A New Solution for the Director Relaxation Problem in Twisted Nematic Film Based on Wavelet Analysis

1. Introduction

Not to mention that the study of such non-Newtonian fluids as liquid crystals (LC) has lead to the commercial production of widely used electronic devices, the theory of LC still has a few problems, whose solution presents a difficulty. The problem of a director relaxation in twisted nematic cells (TNCs) in the form of nonlinear waves still remains unsolved. TNCs are integral parts of liquid crystal displays, which are used in laptops and personal computers.

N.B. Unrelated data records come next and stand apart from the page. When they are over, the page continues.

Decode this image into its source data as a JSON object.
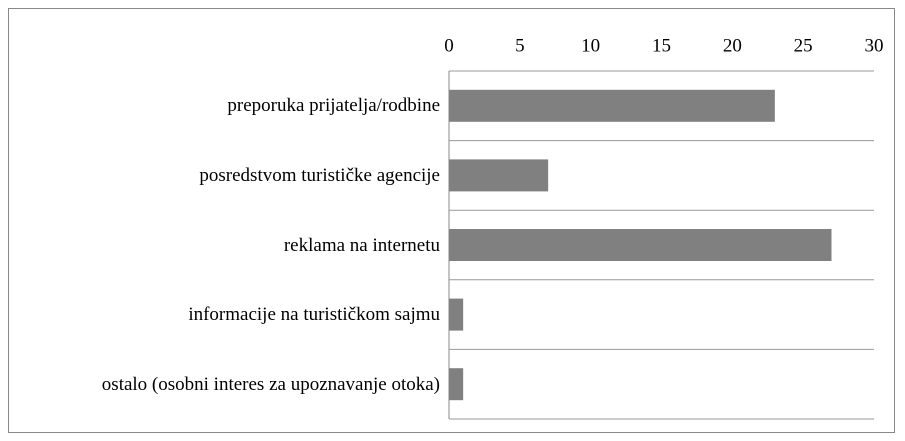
{
  "chart_data": {
    "type": "bar",
    "orientation": "horizontal",
    "categories": [
      "preporuka prijatelja/rodbine",
      "posredstvom turističke agencije",
      "reklama na internetu",
      "informacije na turističkom sajmu",
      "ostalo (osobni interes za upoznavanje otoka)"
    ],
    "values": [
      23,
      7,
      27,
      1,
      1
    ],
    "color": "#808080",
    "xlim": [
      0,
      30
    ],
    "xticks": [
      0,
      5,
      10,
      15,
      20,
      25,
      30
    ],
    "grid": true
  }
}
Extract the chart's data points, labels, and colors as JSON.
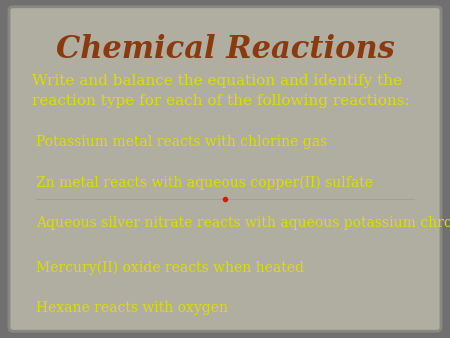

TNC is a drop of LC placed between two parallel surfaces, separated by a spacer, and arranged in such a way that the director in the upper surface n₊ of the liquid crystal cell is perpendicular to the director in the lower surface n₋; in this case, the director always lies in the plane parallel to the two bounding surfaces. In the absence of an external electric field, a linear director field distribution is characterized by the azimuthal angle Φ = (π/2)z and governed by van der Waals′ forces [1, 2]. Here, Φ is the azimuthal angle formed by the director and the X-axis lying in the same plane, the Z-axis is perpendicular to the bounding surfaces, and the origin of the coordinate system is located at the lower surface of the twisted nematic cell. In response to an external electric field E = Ej aligned parallel to the two bounding surfaces along the Y-axis, the twist re-orientation of the director field occurs toward the external electric field. The threshold value of the external electric field, when nonlinear relaxation mechanisms of the director field can occur, we will denote as E_cr.

The use of TNC in production of LC monitors provided a strong encouraging stimulus for intensive research in this field. The present paper shows that angular moments acting on a unit element of nematic LC can generate traveling waves along the Z-axis. This problem can be easily reduced to the solution of dimensionless parabolic partial differential equation.

The goal of the paper is to present the director relaxation problem using the Haar wavelet method [3]. The earlier effort for the solution of this problem was realized in [2]. However, the considered mathematical model does not take into account the perpendicularity of the directors′ orientations located in the plane of bounded plates at the initial moment t = 0.

Methods of wavelet analysis adapted for the solution of partial differential equations have been actively developing in the past 15 years. The advantages of the application of wavelets for the solution of differential problems over regular numerical methods consist of linearly increasing computational costs because of the sparsity of intermediate matrices. Moreover, the quality of solutions obtained by analytically defined basis functions always exceeds classical numerical methods.

2. Problem Formulation

3. Haar Wavelets

From all families of wavelets, we can distinguish a few easily defined functions, which represent a powerful tool in the solution of partial differential equations. Such wavelets are: Shannon wavelets [5], harmonic wavelets [6], and Haar wavelets. The latter wavelets are wellstudied in [3, 7, 8] and references therein.

4. Solution of the Base Equation

It is obvious to present a question about our choice of basis functions. As we know, many other bases exist, which could be suitable for the solution of this problem. The answer to this question should be originated from the limited opportunities of disclosure of the angle between two directors located in parallel planes, and separated by distance Δz(Δq^*). It thus appears the discretization of the space variable, and the plot of Φ(τ_s, q) can be presented by means of scaling functions p_i(q) and r_i(q) without any losses of the corresponding data.

The solution of (2.3) with initial and boundary conditions (2.4) in the moving coordinate system was obtained by the Haar wavelet method and was illustrated in Figure 1. The initial disturbance of the director′s field in a TNC was generated close to the top plate.

The simulations have shown that this approach for the problem of relaxation of a director toward its equilibrium position allows its the computation of different dynamic modes in TNC. The relaxation of a director with respect to the laboratory coordinate system is shown in Figure 2.

The criterion for relaxation of a director was chosen in the form: ɛ = |Φ(τ_s+1) − Φ(τ_s)| ≤ 10⁻⁴. In other words, if the azimuthal angle between two time steps is less than ɛ, then the algorithm stops. It is worth emphasizing that the Haar wavelet method permits to get solutions with a smaller error. However, in this case, lower values of ɛ do not play any significant role and only increase the CPU load.

5. Conclusions

The present paper describe the phenomenon of spatial relaxation in a TNC for the case of strong anchoring of LC molecules with the bounded plates. It was suggested to employ the Haar wavelet method for getting a function, which describes the evolution of the azimuthal angle. The advantage of such an approach over regular methods is that the unknown function is searched as a superposition of analytically defined functions, which constitute a complete basis in the L²[0; 1] space. Another reason for our choice of basis functions is low computational costs conditioned [8] by the sparsity of matrix a_s(i).